Agnieszka Jasik – „W porządku” – Teatr im. Stefana Batorego

Agnieszka Jasik – „W porządku” – Teatr im. Stefana Batorego

Oni istnieją naprawdę!

Tak jak Tadeusz Kotarbiński, polski filozof, logik i etyk, twórca etyki niezależnej, tak samo jak klasa Ib uznała, ze porządek trzeba robić, nieporządek zrobi się sam.

Spektakl „W porządku” opowiada o grupie psychologów, którzy niekonwencjonalnie podchodzą do swych pacjentów. Ich różne problemy skłaniają grupę do stosowania nowych metod, co raz to wymyślniejszych. W przypadku kobiety zbyt zapracowanej, by cieszyć się życiem, mającej dość tuszy ludzkiej, jeden z psychologów proponuje, jak Stieg Larsson z sagi „Millenium”: jeżeli ktoś grozi Ci pistoletem, załatw sobie większy. W tym wypadku znajdź sobie więcej przyjaciół!

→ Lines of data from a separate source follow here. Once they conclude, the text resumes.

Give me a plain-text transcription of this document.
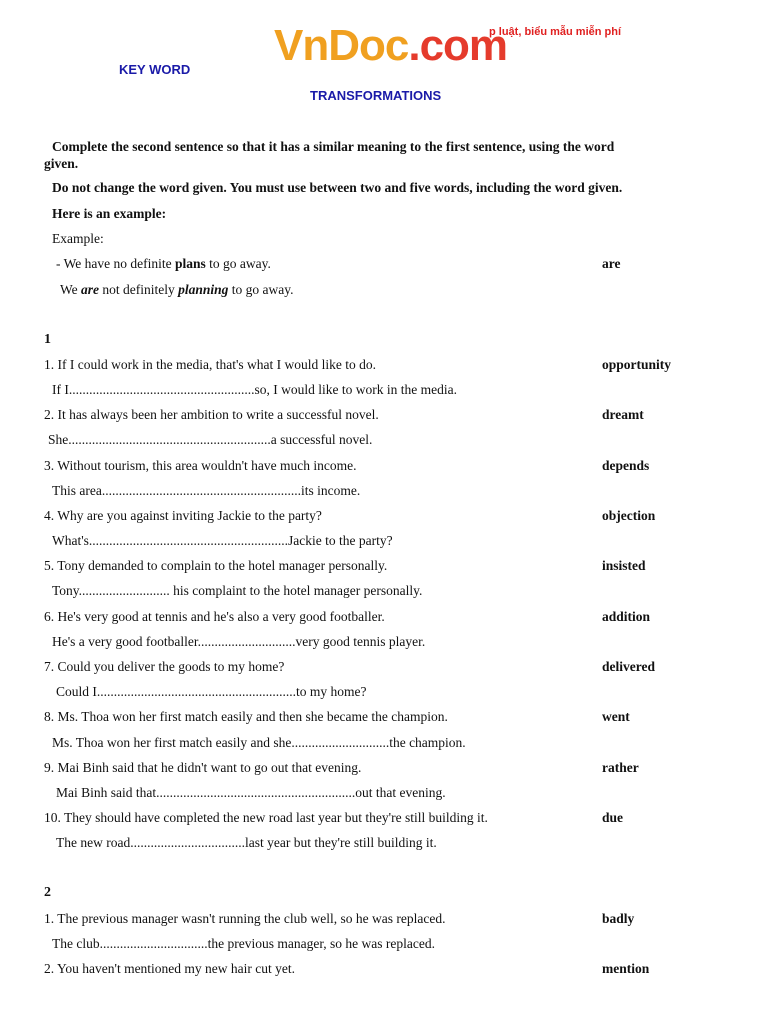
VnDoc.com
p luật, biểu mẫu miễn phí
KEY WORD
TRANSFORMATIONS
Complete the second sentence so that it has a similar meaning to the first sentence, using the word
given.
Do not change the word given. You must use between two and five words, including the word given.
Here is an example:
Example:
- We have no definite plans to go away.	are
We are not definitely planning to go away.
1
1. If I could work in the media, that's what I would like to do.	opportunity
If I.......................................................so, I would like to work in the media.
2. It has always been her ambition to write a successful novel.	dreamt
She............................................................a successful novel.
3. Without tourism, this area wouldn't have much income.	depends
This area...........................................................its income.
4. Why are you against inviting Jackie to the party?	objection
What's...........................................................Jackie to the party?
5. Tony demanded to complain to the hotel manager personally.	insisted
Tony........................... his complaint to the hotel manager personally.
6. He's very good at tennis and he's also a very good footballer.	addition
He's a very good footballer.............................very good tennis player.
7. Could you deliver the goods to my home?	delivered
Could I...........................................................to my home?
8. Ms. Thoa won her first match easily and then she became the champion.	went
Ms. Thoa won her first match easily and she.............................the champion.
9. Mai Binh said that he didn't want to go out that evening.	rather
Mai Binh said that...........................................................out that evening.
10. They should have completed the new road last year but they're still building it.	due
The new road..................................last year but they're still building it.
2
1. The previous manager wasn't running the club well, so he was replaced.	badly
The club................................the previous manager, so he was replaced.
2. You haven't mentioned my new hair cut yet.	mention
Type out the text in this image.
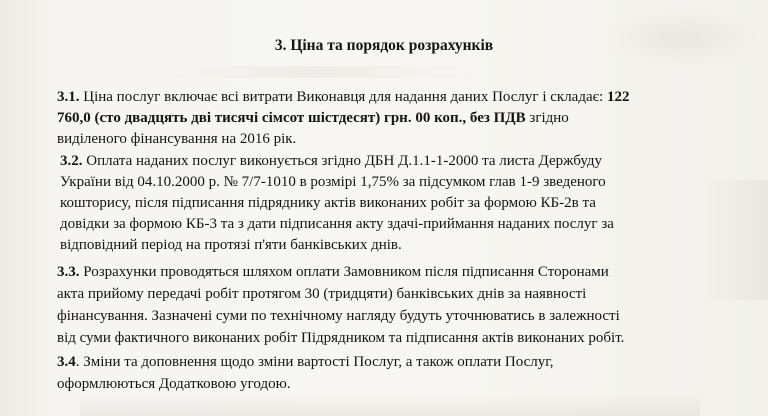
3. Ціна та порядок розрахунків
3.1. Ціна послуг включає всі витрати Виконавця для надання даних Послуг і складає: 122
760,0 (сто двадцять дві тисячі сімсот шістдесят) грн. 00 коп., без ПДВ згідно
виділеного фінансування на 2016 рік.
3.2. Оплата наданих послуг виконується згідно ДБН Д.1.1-1-2000 та листа Держбуду
України від 04.10.2000 р. № 7/7-1010 в розмірі 1,75% за підсумком глав 1-9 зведеного
кошторису, після підписання підряднику актів виконаних робіт за формою КБ-2в та
довідки за формою КБ-3 та з дати підписання акту здачі-приймання наданих послуг за
відповідний період на протязі п'яти банківських днів.
3.3. Розрахунки проводяться шляхом оплати Замовником після підписання Сторонами
акта прийому передачі робіт протягом 30 (тридцяти) банківських днів за наявності
фінансування. Зазначені суми по технічному нагляду будуть уточнюватись в залежності
від суми фактичного виконаних робіт Підрядником та підписання актів виконаних робіт.
3.4. Зміни та доповнення щодо зміни вартості Послуг, а також оплати Послуг,
оформлюються Додатковою угодою.
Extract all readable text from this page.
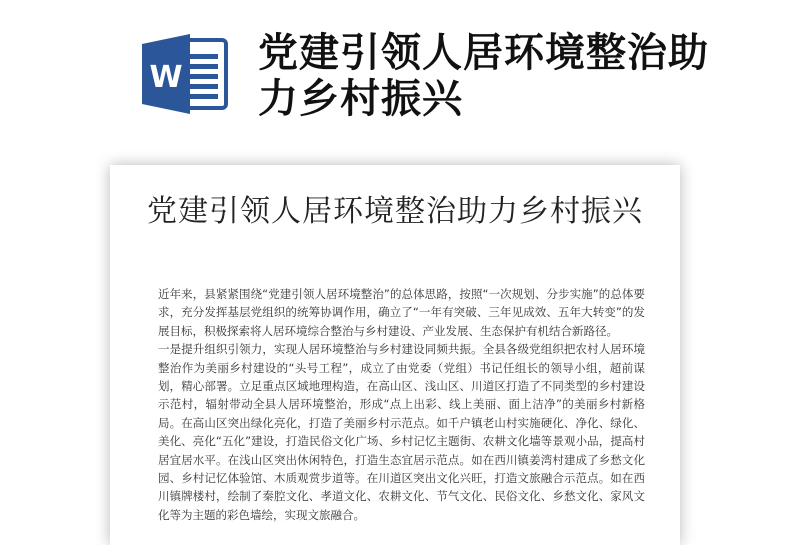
W
党建引领人居环境整治助力乡村振兴
党建引领人居环境整治助力乡村振兴

近年来，县紧紧围绕“党建引领人居环境整治”的总体思路，按照“一次规划、分步实施”的总体要求，充分发挥基层党组织的统筹协调作用，确立了“一年有突破、三年见成效、五年大转变”的发展目标，积极探索将人居环境综合整治与乡村建设、产业发展、生态保护有机结合新路径。

一是提升组织引领力，实现人居环境整治与乡村建设同频共振。全县各级党组织把农村人居环境整治作为美丽乡村建设的“头号工程”，成立了由党委（党组）书记任组长的领导小组，超前谋划，精心部署。立足重点区域地理构造，在高山区、浅山区、川道区打造了不同类型的乡村建设示范村，辐射带动全县人居环境整治，形成“点上出彩、线上美丽、面上洁净”的美丽乡村新格局。在高山区突出绿化亮化，打造了美丽乡村示范点。如千户镇老山村实施硬化、净化、绿化、美化、亮化“五化”建设，打造民俗文化广场、乡村记忆主题街、农耕文化墙等景观小品，提高村居宜居水平。在浅山区突出休闲特色，打造生态宜居示范点。如在西川镇姜湾村建成了乡愁文化园、乡村记忆体验馆、木质观赏步道等。在川道区突出文化兴旺，打造文旅融合示范点。如在西川镇牌楼村，绘制了秦腔文化、孝道文化、农耕文化、节气文化、民俗文化、乡愁文化、家风文化等为主题的彩色墙绘，实现文旅融合。
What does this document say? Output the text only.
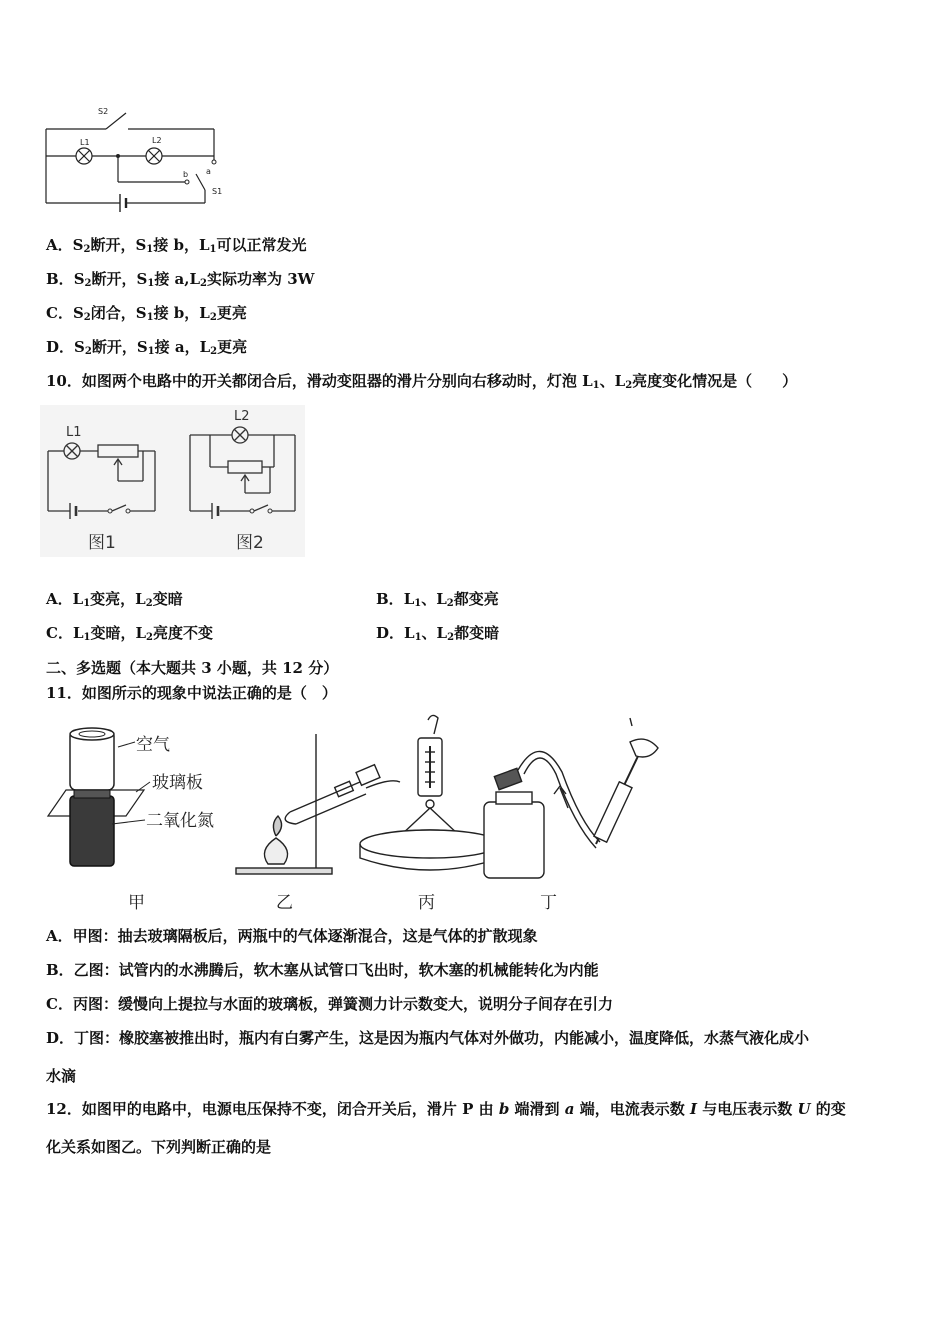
S2
L1	L2
b a
S1
A．$S_2$断开，$S_1$接 b，$L_1$可以正常发光
B．$S_2$断开，$S_1$接 $a,L_2$实际功率为 3W
C．$S_2$闭合，$S_1$接 b，$L_2$更亮
D．$S_2$断开，$S_1$接 a，$L_2$更亮
10．如图两个电路中的开关都闭合后，滑动变阻器的滑片分别向右移动时，灯泡 $L_1$、$L_2$亮度变化情况是（　　）
L1
L2
图1	图2
A．$L_1$变亮，$L_2$变暗	B．$L_1$、$L_2$都变亮
C．$L_1$变暗，$L_2$亮度不变	D．$L_1$、$L_2$都变暗
二、多选题（本大题共 3 小题，共 12 分）
11．如图所示的现象中说法正确的是（　）
空气
玻璃板
二氧化氮
甲	乙	丙	丁
A．甲图：抽去玻璃隔板后，两瓶中的气体逐渐混合，这是气体的扩散现象
B．乙图：试管内的水沸腾后，软木塞从试管口飞出时，软木塞的机械能转化为内能
C．丙图：缓慢向上提拉与水面的玻璃板，弹簧测力计示数变大，说明分子间存在引力
D．丁图：橡胶塞被推出时，瓶内有白雾产生，这是因为瓶内气体对外做功，内能减小，温度降低，水蒸气液化成小
水滴
12．如图甲的电路中，电源电压保持不变，闭合开关后，滑片 P 由 b 端滑到 a 端，电流表示数 I 与电压表示数 U 的变
化关系如图乙。下列判断正确的是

Debiut klasy był na pewno udany. Prosta fabuła miała w celu rozśmieszenie widza, ale również ukazanie nowego spojrzenia na rzeczywistość i nurtujące nas problemy. Erich Maria Remarque, podobnie jak zwariowana trupa psychologów, problem niedoszłego samobójcy kwituje, że samotność, prawdziwa samotność bez złudzeń, to stan poprzedzający obłęd lub samobójstwo. Może nie była to bardzo dobra gra aktorska, jak w przypadku Roksany Gramatyki, która recytowała „Lokomotywę” Juliana Tuwima, w taki sposób, że krew w żyłach zaczęła mi szybciej płynąć. Jednak z pewnością, jak na pierwszą klasę, dawali wrażenie pewnych siebie na scenie. Przejęzyczenia czy poprawianie się, gdy źle wypowiedziało się słowo dawało wrażenie prawdziwości osób występujących. Gdyby nie te drobne potknięcia nie potrafiłaby, uwierzyć, że klasy pierwsze mogą tak pewnie czuć się na scenie.

Było zabawnie. Mam nadzieję, że za rok, może dwa,  gdy znów będą wystawiać spektakl na Festiwalu Teatralnym, nie popełnią błędu klasy IIa z tamtego roku i nie wystawią spektaklu, który zamiast ich uskrzydlić, pociągnie grupę na dno.